Em um Estado Democrático de Direito, as minorias não podem ser subjugadas pela vontade hegemônica da maioria. Para assegurar que isso não aconteça, a própria Constituição relegou ao Judiciário o exercício da função contramajoritária em contrapartida ao papel majoritário exercido pelo Legislativo, como forma de assegurar o equilíbrio entre os poderes. Do contrário, se o STF fosse condescendente com o descaso dos parlamentares em relação às pautas dos setores vulnerabilizados da nossa sociedade, teríamos um regime democrático meramente formal.

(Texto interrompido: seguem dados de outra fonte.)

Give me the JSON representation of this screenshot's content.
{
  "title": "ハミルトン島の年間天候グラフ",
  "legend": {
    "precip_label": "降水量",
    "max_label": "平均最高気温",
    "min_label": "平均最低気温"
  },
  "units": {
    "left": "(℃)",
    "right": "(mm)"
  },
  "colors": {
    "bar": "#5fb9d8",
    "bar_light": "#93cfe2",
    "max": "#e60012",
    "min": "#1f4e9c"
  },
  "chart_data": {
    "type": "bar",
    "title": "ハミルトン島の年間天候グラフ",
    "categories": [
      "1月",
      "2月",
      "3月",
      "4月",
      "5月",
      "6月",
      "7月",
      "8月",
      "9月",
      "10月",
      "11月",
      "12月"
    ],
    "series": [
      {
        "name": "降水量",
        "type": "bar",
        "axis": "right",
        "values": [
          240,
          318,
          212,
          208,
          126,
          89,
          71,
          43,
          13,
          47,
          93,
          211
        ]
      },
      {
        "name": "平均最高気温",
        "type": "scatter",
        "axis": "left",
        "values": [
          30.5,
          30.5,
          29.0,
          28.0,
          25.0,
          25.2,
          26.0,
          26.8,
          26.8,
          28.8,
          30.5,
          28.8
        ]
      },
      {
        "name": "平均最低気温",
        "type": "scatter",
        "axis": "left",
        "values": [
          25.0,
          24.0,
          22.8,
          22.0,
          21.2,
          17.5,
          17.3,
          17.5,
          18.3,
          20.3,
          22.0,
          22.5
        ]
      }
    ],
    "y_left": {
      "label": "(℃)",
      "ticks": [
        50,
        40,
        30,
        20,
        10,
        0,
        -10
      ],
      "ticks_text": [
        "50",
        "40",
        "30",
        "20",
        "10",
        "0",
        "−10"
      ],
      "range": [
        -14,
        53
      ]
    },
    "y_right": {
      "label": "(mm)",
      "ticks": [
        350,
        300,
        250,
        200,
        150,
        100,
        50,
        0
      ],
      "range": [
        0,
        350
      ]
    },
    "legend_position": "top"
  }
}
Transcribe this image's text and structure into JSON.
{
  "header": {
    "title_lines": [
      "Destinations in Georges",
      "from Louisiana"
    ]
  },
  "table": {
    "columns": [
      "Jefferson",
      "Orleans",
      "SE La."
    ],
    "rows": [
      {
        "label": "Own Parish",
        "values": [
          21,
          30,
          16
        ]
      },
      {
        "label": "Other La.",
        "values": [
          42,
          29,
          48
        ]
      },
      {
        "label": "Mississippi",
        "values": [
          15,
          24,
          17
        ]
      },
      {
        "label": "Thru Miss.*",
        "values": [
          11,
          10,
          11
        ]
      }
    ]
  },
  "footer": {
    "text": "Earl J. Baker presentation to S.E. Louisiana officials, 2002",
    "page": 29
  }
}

O fato de entendermos acertada a decisão ora analisada não significa dizer que reconhecemos ao STF competência para criar tipos penais, logicamente que não. Apenas sustentamos que, na ausência de um diálogo profícuo entre o Congresso Nacional e a Corte Suprema, é dever desta proferir decisões aptas a garantir a autoridade da Constituição, porquanto a comunidade LGBTI+ – assim como outros setores vulnerabilizados da nossa sociedade – não pode ser refém da boa vontade do legislativo, que tem uma pauta inegavelmente populista.

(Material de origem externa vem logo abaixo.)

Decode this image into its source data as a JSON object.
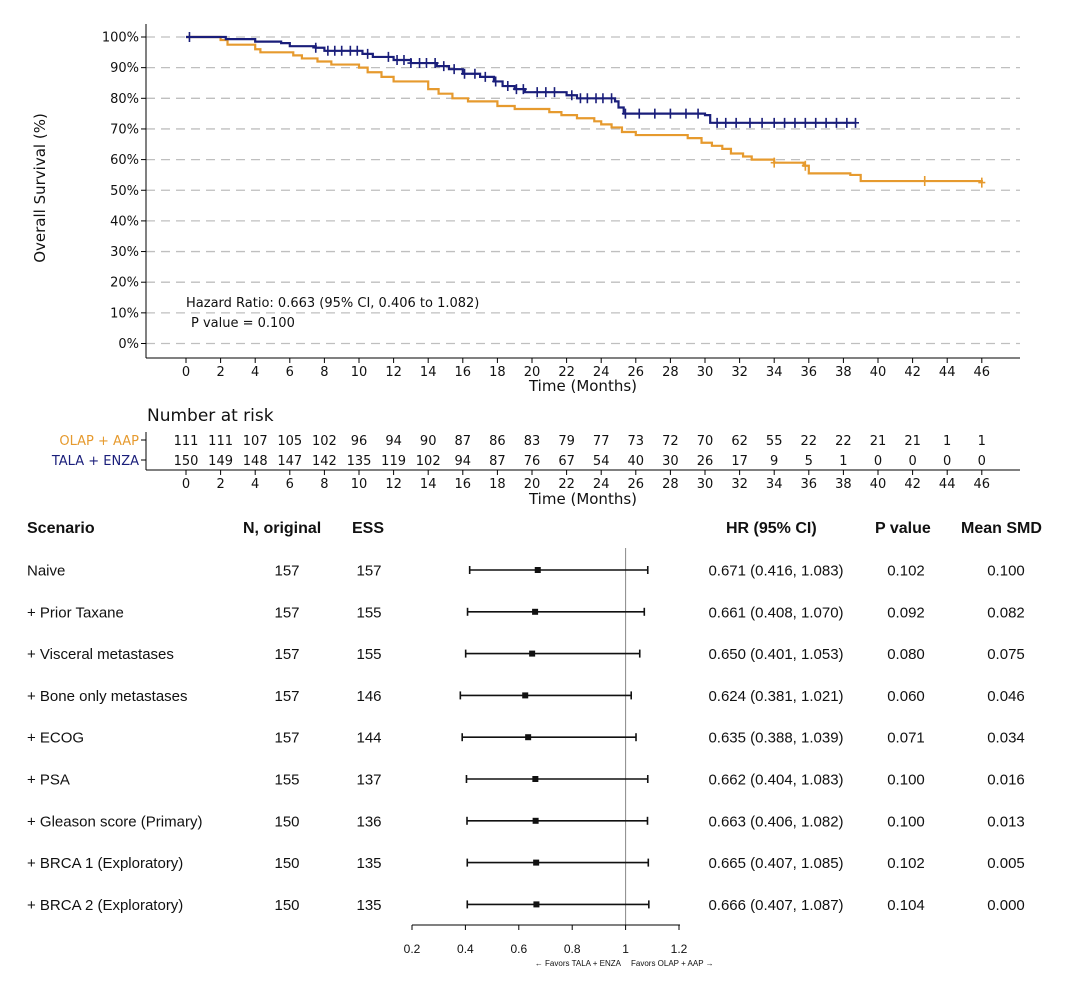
{
  "colors": {
    "olap_aap": "#E69A2E",
    "tala_enza": "#1A1E7A",
    "grid": "#BFBFBF",
    "text": "#111111"
  },
  "km": {
    "ylabel": "Overall Survival (%)",
    "xlabel": "Time (Months)",
    "hazard_ratio_text": "Hazard Ratio: 0.663 (95% CI, 0.406 to 1.082)",
    "p_value_text": "P value =  0.100",
    "number_at_risk_title": "Number at risk",
    "risk_xlabel": "Time (Months)"
  },
  "chart_data": [
    {
      "type": "line",
      "subtype": "kaplan-meier",
      "xlabel": "Time (Months)",
      "ylabel": "Overall Survival (%)",
      "xlim": [
        0,
        46
      ],
      "ylim": [
        0,
        100
      ],
      "x_ticks": [
        "0",
        "2",
        "4",
        "6",
        "8",
        "10",
        "12",
        "14",
        "16",
        "18",
        "20",
        "22",
        "24",
        "26",
        "28",
        "30",
        "32",
        "34",
        "36",
        "38",
        "40",
        "42",
        "44",
        "46"
      ],
      "y_ticks": [
        "0%",
        "10%",
        "20%",
        "30%",
        "40%",
        "50%",
        "60%",
        "70%",
        "80%",
        "90%",
        "100%"
      ],
      "grid": "horizontal dashed",
      "series": [
        {
          "name": "OLAP + AAP",
          "color": "#E69A2E",
          "steps": [
            [
              0,
              100
            ],
            [
              2,
              99
            ],
            [
              2.4,
              97.5
            ],
            [
              4,
              96
            ],
            [
              4.3,
              95
            ],
            [
              6.2,
              94
            ],
            [
              6.7,
              93
            ],
            [
              7.6,
              92
            ],
            [
              8.4,
              91
            ],
            [
              10,
              90
            ],
            [
              10.5,
              88.5
            ],
            [
              11.3,
              87
            ],
            [
              12,
              85.5
            ],
            [
              14,
              83
            ],
            [
              14.6,
              81.5
            ],
            [
              15.4,
              80
            ],
            [
              16.3,
              79
            ],
            [
              18,
              77.5
            ],
            [
              19,
              76.5
            ],
            [
              21,
              75.5
            ],
            [
              21.7,
              74.5
            ],
            [
              22.6,
              73.5
            ],
            [
              23.6,
              72.5
            ],
            [
              24,
              71.5
            ],
            [
              24.6,
              70.5
            ],
            [
              25.2,
              69
            ],
            [
              26,
              68
            ],
            [
              29,
              67
            ],
            [
              29.8,
              65.5
            ],
            [
              30.4,
              64.5
            ],
            [
              31,
              63.5
            ],
            [
              31.5,
              62
            ],
            [
              32.2,
              61
            ],
            [
              32.7,
              60
            ],
            [
              34,
              59
            ],
            [
              35.7,
              58
            ],
            [
              36,
              55.5
            ],
            [
              38.4,
              55
            ],
            [
              39,
              53
            ],
            [
              46,
              52.5
            ]
          ],
          "censor": [
            34,
            35.8,
            42.7,
            46
          ]
        },
        {
          "name": "TALA + ENZA",
          "color": "#1A1E7A",
          "steps": [
            [
              0,
              100
            ],
            [
              1.5,
              100
            ],
            [
              2.3,
              99.3
            ],
            [
              4,
              98.5
            ],
            [
              5.5,
              98
            ],
            [
              6,
              97
            ],
            [
              7.5,
              96.5
            ],
            [
              8,
              95.5
            ],
            [
              10.2,
              94.5
            ],
            [
              10.8,
              93.5
            ],
            [
              12,
              92.5
            ],
            [
              13,
              91.5
            ],
            [
              14.5,
              90.5
            ],
            [
              15.2,
              89.5
            ],
            [
              16,
              88
            ],
            [
              17,
              87
            ],
            [
              17.8,
              85.5
            ],
            [
              18.3,
              84
            ],
            [
              19,
              83
            ],
            [
              19.6,
              82
            ],
            [
              22,
              81
            ],
            [
              22.6,
              80
            ],
            [
              24.8,
              79
            ],
            [
              25,
              77
            ],
            [
              25.3,
              75
            ],
            [
              30,
              74.5
            ],
            [
              30.3,
              72
            ],
            [
              38.7,
              72
            ]
          ],
          "censor": [
            0.2,
            7.5,
            8.2,
            8.6,
            9,
            9.5,
            9.9,
            10.5,
            11.7,
            12.2,
            12.6,
            13,
            13.5,
            13.9,
            14.4,
            14.9,
            15.5,
            16.1,
            16.7,
            17.3,
            17.9,
            18.6,
            19.1,
            19.5,
            20.3,
            20.8,
            21.3,
            22.3,
            22.8,
            23.2,
            23.7,
            24.1,
            24.6,
            25.4,
            26.2,
            27.1,
            28,
            28.9,
            29.6,
            30.7,
            31.2,
            31.8,
            32.6,
            33.3,
            34,
            34.6,
            35.2,
            35.8,
            36.4,
            37,
            37.6,
            38.2,
            38.7
          ]
        }
      ]
    },
    {
      "type": "table",
      "title": "Number at risk",
      "xlabel": "Time (Months)",
      "times": [
        "0",
        "2",
        "4",
        "6",
        "8",
        "10",
        "12",
        "14",
        "16",
        "18",
        "20",
        "22",
        "24",
        "26",
        "28",
        "30",
        "32",
        "34",
        "36",
        "38",
        "40",
        "42",
        "44",
        "46"
      ],
      "rows": [
        {
          "name": "OLAP + AAP",
          "color": "#E69A2E",
          "values": [
            "111",
            "111",
            "107",
            "105",
            "102",
            "96",
            "94",
            "90",
            "87",
            "86",
            "83",
            "79",
            "77",
            "73",
            "72",
            "70",
            "62",
            "55",
            "22",
            "22",
            "21",
            "21",
            "1",
            "1"
          ]
        },
        {
          "name": "TALA + ENZA",
          "color": "#1A1E7A",
          "values": [
            "150",
            "149",
            "148",
            "147",
            "142",
            "135",
            "119",
            "102",
            "94",
            "87",
            "76",
            "67",
            "54",
            "40",
            "30",
            "26",
            "17",
            "9",
            "5",
            "1",
            "0",
            "0",
            "0",
            "0"
          ]
        }
      ]
    },
    {
      "type": "forest",
      "xlim": [
        0.2,
        1.2
      ],
      "x_ticks": [
        "0.2",
        "0.4",
        "0.6",
        "0.8",
        "1",
        "1.2"
      ],
      "reference_line": 1,
      "favors_left": "← Favors TALA + ENZA",
      "favors_right": "Favors OLAP + AAP →",
      "headers": {
        "scenario": "Scenario",
        "n_original": "N, original",
        "ess": "ESS",
        "hr": "HR (95% CI)",
        "p": "P value",
        "smd": "Mean SMD"
      },
      "rows": [
        {
          "scenario": "Naive",
          "n": "157",
          "ess": "157",
          "hr_text": "0.671 (0.416, 1.083)",
          "p": "0.102",
          "smd": "0.100",
          "hr": 0.671,
          "lo": 0.416,
          "hi": 1.083
        },
        {
          "scenario": "+ Prior Taxane",
          "n": "157",
          "ess": "155",
          "hr_text": "0.661 (0.408, 1.070)",
          "p": "0.092",
          "smd": "0.082",
          "hr": 0.661,
          "lo": 0.408,
          "hi": 1.07
        },
        {
          "scenario": "+ Visceral metastases",
          "n": "157",
          "ess": "155",
          "hr_text": "0.650 (0.401, 1.053)",
          "p": "0.080",
          "smd": "0.075",
          "hr": 0.65,
          "lo": 0.401,
          "hi": 1.053
        },
        {
          "scenario": "+ Bone only metastases",
          "n": "157",
          "ess": "146",
          "hr_text": "0.624 (0.381, 1.021)",
          "p": "0.060",
          "smd": "0.046",
          "hr": 0.624,
          "lo": 0.381,
          "hi": 1.021
        },
        {
          "scenario": "+ ECOG",
          "n": "157",
          "ess": "144",
          "hr_text": "0.635 (0.388, 1.039)",
          "p": "0.071",
          "smd": "0.034",
          "hr": 0.635,
          "lo": 0.388,
          "hi": 1.039
        },
        {
          "scenario": "+ PSA",
          "n": "155",
          "ess": "137",
          "hr_text": "0.662 (0.404, 1.083)",
          "p": "0.100",
          "smd": "0.016",
          "hr": 0.662,
          "lo": 0.404,
          "hi": 1.083
        },
        {
          "scenario": "+ Gleason score (Primary)",
          "n": "150",
          "ess": "136",
          "hr_text": "0.663 (0.406, 1.082)",
          "p": "0.100",
          "smd": "0.013",
          "hr": 0.663,
          "lo": 0.406,
          "hi": 1.082
        },
        {
          "scenario": "+ BRCA 1 (Exploratory)",
          "n": "150",
          "ess": "135",
          "hr_text": "0.665 (0.407, 1.085)",
          "p": "0.102",
          "smd": "0.005",
          "hr": 0.665,
          "lo": 0.407,
          "hi": 1.085
        },
        {
          "scenario": "+ BRCA 2 (Exploratory)",
          "n": "150",
          "ess": "135",
          "hr_text": "0.666 (0.407, 1.087)",
          "p": "0.104",
          "smd": "0.000",
          "hr": 0.666,
          "lo": 0.407,
          "hi": 1.087
        }
      ]
    }
  ]
}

[1] SARLET, Ingo Wolfgang; MARINONI, Luiz Guilherme; MITIDIERO, Daniel. Curso de Direito Constitucional. 2. ed. São Paulo: Revista dos Tribunais, 2013, p.1195.

[2] SALGADO, Eneida Desiree. Populismo judicial, moralismo e desprezo à Constituição: a democracia entre velhos e novos inimigos. In Revista Brasileira de Estudos Políticos, nº117. Belo Horizonte: UFMG, 2018, pp. 193-217 (doi: 10.9732/p.0034-7191.2018v117p193), p.200.

[3] AGRA, Walber de Moura. Curso de Direito Constitucional. 7ª ed. Rio de Janeiro: Forense, 2012, p. 679.

[4] STRECK, Lenio Luiz. Jurisdição Constitucional. 7 ed. Rio de Janeiro: Forense, 2023, p. 389.

[5] Ibidem, p.389

[6]Ibidem, p.390.

[7] BRANDÃO, Rodrigo. Supremacia Judicial versus Diálogos Constitucionais: a quem cabe a última palavra sobre o sentido da Constituição. 3 ed. Rio de Janeiro: Lumen Juris, 2022, p. 191-192.

[8]STJ, REsp 2.071.109-MG, Rel. ministro Joel Ilan Paciornik, Rel. para acórdão Ministro Rogerio Schietti Cruz, Terceira Seção, julgado em 13/11/2024.